The error in daltons to match theoretical peaks to consumed spectral peaks. The option to use PPM will likely be included in the future. (Defaults to 0.5)

fragment_typesstr

The theoretical fragment types to score.

Attributes:

best_sequencestr

Peptide sequence with modifications included in brackets for the best scoring localization.

best_scorefloat

The best PepScore among all possible localization permutations.

pep_scoreslist of dict

Python dict representations of internal PepScore objects. Each object contains the sequence of the underlying peptide and all information necessary to calculate the ambiguity scores. The list is sorted by decreasing weighted_score which is also known as the PepScore.

ascoresndarray of float32

Ascores for each individual non-static site in the peptide.
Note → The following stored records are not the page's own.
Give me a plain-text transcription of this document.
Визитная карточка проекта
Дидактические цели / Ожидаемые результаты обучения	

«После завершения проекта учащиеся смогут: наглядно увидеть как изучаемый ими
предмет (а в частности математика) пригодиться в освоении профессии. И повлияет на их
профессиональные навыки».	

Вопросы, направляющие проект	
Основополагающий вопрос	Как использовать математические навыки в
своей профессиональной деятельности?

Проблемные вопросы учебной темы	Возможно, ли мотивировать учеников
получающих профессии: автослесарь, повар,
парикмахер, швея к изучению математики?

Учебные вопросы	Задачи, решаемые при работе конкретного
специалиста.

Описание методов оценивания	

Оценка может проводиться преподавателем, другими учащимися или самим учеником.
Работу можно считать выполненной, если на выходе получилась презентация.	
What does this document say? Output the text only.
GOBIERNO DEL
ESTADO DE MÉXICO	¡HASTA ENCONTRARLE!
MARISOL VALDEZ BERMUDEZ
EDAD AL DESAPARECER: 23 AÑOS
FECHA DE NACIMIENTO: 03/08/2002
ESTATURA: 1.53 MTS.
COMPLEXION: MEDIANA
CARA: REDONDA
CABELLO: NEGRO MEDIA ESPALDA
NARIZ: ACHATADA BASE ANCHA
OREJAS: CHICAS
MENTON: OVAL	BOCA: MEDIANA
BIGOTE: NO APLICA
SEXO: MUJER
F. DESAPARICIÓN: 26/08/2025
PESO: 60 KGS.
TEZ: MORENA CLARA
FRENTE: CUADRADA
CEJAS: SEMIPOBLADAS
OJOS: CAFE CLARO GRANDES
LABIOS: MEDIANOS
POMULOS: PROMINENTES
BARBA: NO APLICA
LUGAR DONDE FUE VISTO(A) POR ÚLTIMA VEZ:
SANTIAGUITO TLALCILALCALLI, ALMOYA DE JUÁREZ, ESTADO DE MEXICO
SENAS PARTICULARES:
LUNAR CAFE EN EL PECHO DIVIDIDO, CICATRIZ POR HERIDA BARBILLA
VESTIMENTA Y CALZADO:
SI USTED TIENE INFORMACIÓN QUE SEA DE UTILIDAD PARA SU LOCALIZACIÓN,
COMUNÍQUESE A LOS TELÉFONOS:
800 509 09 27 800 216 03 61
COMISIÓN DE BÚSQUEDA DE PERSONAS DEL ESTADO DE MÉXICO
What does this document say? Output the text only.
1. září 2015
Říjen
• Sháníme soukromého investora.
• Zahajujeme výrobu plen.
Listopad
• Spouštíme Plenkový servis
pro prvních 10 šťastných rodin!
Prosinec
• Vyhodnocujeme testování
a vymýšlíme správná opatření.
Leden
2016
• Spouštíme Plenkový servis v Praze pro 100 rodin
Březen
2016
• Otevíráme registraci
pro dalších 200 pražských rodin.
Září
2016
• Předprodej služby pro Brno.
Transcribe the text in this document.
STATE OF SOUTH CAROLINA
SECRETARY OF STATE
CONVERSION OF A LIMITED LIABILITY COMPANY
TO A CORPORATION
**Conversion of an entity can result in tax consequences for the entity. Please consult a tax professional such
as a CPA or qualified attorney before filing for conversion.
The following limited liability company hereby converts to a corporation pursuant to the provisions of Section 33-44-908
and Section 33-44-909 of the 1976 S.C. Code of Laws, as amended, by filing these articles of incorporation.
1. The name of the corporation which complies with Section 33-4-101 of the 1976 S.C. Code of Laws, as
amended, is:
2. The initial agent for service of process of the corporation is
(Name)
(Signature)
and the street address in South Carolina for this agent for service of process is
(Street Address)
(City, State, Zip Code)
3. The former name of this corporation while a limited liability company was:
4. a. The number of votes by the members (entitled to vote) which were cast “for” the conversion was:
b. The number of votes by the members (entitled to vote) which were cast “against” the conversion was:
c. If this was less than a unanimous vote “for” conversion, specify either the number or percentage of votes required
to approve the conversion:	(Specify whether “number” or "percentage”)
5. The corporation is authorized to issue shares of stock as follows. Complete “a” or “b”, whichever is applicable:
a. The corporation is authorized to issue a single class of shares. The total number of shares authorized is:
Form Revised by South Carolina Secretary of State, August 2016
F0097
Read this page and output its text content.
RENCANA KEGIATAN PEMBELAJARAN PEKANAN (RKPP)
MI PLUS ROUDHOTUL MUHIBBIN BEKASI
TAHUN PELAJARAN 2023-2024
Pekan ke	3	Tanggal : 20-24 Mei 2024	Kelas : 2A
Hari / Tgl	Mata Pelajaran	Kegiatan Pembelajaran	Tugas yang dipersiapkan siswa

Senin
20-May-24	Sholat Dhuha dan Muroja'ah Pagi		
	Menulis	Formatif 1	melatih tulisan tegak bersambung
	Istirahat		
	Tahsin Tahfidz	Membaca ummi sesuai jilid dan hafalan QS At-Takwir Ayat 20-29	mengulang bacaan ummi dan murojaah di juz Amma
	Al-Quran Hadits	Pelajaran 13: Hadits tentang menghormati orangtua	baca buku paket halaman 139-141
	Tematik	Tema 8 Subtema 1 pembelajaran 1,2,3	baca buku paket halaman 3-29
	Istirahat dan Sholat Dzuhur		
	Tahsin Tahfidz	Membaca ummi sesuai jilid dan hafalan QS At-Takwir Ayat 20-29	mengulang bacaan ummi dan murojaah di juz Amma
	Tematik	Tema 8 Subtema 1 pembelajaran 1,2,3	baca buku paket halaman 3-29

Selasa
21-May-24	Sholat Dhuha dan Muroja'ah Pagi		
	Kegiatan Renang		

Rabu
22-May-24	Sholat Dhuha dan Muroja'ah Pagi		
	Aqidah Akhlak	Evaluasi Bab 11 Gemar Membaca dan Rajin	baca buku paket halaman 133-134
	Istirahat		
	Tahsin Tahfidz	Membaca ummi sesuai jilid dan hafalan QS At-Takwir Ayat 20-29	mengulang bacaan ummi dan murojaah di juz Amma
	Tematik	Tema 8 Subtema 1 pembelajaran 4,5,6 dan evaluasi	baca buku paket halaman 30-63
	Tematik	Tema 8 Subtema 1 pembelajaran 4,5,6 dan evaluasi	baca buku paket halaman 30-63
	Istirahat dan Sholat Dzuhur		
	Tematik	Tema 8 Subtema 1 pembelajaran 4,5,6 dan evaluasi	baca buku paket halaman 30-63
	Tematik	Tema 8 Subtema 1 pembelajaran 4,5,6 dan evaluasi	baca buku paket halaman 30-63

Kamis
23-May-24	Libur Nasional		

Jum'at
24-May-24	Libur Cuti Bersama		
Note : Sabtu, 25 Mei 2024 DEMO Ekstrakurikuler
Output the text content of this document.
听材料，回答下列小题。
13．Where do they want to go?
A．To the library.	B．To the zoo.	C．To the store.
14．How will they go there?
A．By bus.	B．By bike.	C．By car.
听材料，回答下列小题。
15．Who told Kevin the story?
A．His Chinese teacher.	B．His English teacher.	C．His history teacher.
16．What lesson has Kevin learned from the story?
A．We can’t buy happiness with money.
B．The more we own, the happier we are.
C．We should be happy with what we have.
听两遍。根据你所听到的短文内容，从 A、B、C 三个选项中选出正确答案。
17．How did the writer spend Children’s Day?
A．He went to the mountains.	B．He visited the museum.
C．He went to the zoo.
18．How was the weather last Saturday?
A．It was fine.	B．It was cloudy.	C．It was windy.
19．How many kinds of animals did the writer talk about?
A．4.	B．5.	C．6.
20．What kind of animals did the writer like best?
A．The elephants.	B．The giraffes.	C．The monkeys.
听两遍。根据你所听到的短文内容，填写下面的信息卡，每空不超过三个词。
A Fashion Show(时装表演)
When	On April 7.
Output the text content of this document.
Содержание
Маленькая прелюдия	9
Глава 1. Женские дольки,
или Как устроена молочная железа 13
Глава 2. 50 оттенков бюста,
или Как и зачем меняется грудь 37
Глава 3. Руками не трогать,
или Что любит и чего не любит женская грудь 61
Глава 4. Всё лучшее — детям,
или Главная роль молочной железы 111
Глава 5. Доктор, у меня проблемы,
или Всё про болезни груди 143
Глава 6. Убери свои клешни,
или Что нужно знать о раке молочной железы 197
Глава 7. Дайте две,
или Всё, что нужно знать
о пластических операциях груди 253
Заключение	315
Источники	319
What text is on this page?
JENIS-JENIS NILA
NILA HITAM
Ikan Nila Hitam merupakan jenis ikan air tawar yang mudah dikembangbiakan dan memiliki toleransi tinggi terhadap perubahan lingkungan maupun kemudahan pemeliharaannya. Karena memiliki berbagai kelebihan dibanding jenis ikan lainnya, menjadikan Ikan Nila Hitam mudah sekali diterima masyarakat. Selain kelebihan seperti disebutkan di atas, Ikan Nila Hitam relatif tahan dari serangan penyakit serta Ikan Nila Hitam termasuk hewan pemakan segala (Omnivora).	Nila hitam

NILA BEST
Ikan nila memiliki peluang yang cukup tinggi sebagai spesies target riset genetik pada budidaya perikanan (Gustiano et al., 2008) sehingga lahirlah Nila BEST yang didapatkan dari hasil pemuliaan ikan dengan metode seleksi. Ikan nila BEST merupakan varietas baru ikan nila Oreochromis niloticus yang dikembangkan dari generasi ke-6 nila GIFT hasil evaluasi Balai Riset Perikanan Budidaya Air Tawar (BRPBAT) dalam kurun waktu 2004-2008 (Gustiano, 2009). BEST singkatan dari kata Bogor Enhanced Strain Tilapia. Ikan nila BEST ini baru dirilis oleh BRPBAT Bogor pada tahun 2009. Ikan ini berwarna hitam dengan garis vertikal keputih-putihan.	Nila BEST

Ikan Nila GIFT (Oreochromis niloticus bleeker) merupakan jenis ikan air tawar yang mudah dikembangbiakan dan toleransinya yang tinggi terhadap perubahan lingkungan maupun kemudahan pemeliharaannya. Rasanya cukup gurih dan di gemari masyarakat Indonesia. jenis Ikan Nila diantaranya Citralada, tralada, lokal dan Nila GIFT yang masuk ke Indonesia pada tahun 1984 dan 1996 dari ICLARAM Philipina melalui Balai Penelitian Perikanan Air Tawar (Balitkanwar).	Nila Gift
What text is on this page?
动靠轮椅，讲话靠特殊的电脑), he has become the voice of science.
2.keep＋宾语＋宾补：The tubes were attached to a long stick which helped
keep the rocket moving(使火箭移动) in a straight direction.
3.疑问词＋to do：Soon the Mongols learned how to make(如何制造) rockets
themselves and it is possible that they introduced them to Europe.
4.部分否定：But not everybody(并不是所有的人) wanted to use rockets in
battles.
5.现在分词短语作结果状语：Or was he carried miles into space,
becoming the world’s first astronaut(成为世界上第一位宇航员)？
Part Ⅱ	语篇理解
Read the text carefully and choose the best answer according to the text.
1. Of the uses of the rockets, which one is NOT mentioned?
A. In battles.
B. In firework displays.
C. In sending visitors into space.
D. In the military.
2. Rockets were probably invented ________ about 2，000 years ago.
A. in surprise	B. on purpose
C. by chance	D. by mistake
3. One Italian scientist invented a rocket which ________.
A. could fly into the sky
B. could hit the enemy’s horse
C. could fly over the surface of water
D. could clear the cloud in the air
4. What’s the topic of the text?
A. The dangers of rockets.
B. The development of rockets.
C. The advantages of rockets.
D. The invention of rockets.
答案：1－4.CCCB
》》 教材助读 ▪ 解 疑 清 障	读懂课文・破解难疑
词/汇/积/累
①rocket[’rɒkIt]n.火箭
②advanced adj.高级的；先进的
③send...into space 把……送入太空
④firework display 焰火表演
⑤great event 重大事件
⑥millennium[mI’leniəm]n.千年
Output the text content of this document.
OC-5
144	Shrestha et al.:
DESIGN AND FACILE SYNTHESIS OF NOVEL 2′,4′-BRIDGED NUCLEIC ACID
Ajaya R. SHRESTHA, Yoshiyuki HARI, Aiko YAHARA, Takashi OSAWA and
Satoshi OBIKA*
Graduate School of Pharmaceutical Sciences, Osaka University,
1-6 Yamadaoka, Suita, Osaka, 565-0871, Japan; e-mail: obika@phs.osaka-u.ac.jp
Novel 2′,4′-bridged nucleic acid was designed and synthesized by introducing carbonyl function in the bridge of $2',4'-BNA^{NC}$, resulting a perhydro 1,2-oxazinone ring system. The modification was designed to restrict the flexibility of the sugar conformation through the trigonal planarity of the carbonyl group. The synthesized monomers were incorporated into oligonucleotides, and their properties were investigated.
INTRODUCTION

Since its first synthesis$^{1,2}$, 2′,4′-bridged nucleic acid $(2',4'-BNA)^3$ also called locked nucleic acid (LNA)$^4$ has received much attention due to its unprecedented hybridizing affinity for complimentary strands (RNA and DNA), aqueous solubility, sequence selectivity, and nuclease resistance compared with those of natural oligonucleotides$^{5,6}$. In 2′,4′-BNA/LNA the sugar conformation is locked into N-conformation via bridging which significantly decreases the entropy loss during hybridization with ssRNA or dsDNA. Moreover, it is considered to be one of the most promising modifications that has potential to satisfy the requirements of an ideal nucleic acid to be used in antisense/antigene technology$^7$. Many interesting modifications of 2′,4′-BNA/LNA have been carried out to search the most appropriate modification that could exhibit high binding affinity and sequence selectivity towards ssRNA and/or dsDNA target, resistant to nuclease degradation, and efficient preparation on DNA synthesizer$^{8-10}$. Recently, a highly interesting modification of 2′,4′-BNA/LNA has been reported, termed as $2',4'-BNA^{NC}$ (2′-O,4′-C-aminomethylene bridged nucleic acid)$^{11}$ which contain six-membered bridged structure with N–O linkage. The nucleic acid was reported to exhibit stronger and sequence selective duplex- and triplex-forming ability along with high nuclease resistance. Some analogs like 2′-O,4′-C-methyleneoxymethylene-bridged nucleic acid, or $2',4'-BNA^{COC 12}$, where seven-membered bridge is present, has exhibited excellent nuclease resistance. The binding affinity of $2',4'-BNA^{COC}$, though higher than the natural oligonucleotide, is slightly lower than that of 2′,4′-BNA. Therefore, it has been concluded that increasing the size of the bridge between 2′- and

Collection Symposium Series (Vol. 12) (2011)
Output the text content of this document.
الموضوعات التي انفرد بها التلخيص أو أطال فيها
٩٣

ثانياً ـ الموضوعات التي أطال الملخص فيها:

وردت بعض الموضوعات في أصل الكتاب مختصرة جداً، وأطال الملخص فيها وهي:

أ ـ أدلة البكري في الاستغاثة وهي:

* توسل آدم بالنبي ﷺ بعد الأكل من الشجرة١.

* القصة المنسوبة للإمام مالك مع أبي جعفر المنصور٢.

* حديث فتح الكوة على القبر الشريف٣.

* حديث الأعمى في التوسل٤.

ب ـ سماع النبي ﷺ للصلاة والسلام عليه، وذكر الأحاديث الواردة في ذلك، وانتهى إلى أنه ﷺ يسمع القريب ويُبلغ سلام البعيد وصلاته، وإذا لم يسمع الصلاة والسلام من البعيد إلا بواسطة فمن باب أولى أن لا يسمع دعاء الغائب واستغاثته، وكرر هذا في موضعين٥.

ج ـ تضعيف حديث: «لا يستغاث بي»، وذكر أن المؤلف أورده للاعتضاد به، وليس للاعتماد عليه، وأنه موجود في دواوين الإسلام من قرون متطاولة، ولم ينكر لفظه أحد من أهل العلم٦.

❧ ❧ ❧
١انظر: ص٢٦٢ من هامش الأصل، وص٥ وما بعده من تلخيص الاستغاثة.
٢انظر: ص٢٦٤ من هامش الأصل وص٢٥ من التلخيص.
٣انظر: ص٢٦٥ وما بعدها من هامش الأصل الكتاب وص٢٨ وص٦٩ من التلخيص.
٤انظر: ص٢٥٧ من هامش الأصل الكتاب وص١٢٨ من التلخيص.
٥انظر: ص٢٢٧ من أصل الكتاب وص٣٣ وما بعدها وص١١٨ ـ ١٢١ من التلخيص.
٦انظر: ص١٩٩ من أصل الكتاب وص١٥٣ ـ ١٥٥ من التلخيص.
alt_siteslist of ndarry of uint32

Alternative positions for each individual non-static site in the peptide.

Methods

add_neutral_loss	Add a neutral loss ion to any fragment containing specified amino acids
calculate_ambiguity	Calculate ambiguity between 2 competing localizations
score	Consume spectra and associated peptide information and score PTM localization

add_neutral_loss()

Add a neutral loss ion to any fragment containing specified amino acids

For every fragment ion containing one of the amino acids defined in group, the algorithm will search for a secondary neutral loss peak to also score. Neutral losses can be specified for any amino acid using its one letter code, i.e STY, and can be placed on a modified amino acid (variable or otherwise) by using a lowercase letter, i.e. sty.

Parameters:

groupstr

Amino acids that should allow the neutral loss specified with their single letter code, i.e. STY for Ser, Thr, and Tyr.

massfloat

Absolute mass of the neutral loss. Negative values will cause the algorithm to look for higher mass peaks.

calculate_ambiguity()

Calculate ambiguity between 2 competing localizations

Inputs to this function should come directly from the pep_scores attribute. For this score to be possitive, the score dict with the highest weighted_score should come first. When the weighted_score for both is equal, this will return 0.

Parameters:

ref_scoredict

PepScore object for one localization.

other_scoredict

PepScore object for competing localization.

Returns:

float

Relative evidence for localization in first argument vs the second argument

score()

Consume spectra and associated peptide information and score PTM localization

Parameters:

mz_arrndarray of float64

Array of MZ values for each peak in a spectra.

int_arrndarray of float64

Array of intensity values for each peak in a spectra.

peptidestr

The peptide string without any modifications or n-terminal markings.

n_of_modint > 0

Number of unlocalized modifications on the sequence.

max_fragment_chargeint > 0

Maximum fragment charge to be used for score calculations.

aux_mod_posndarray of uint32

Positions of fixed modifications. Most modification positions should start at 1 with 0 being reserved for n-terminal modifications, as seems to be the field prefered encoding.

aux_mod_massndarray of float32

Masses of individual fixed postion modifications.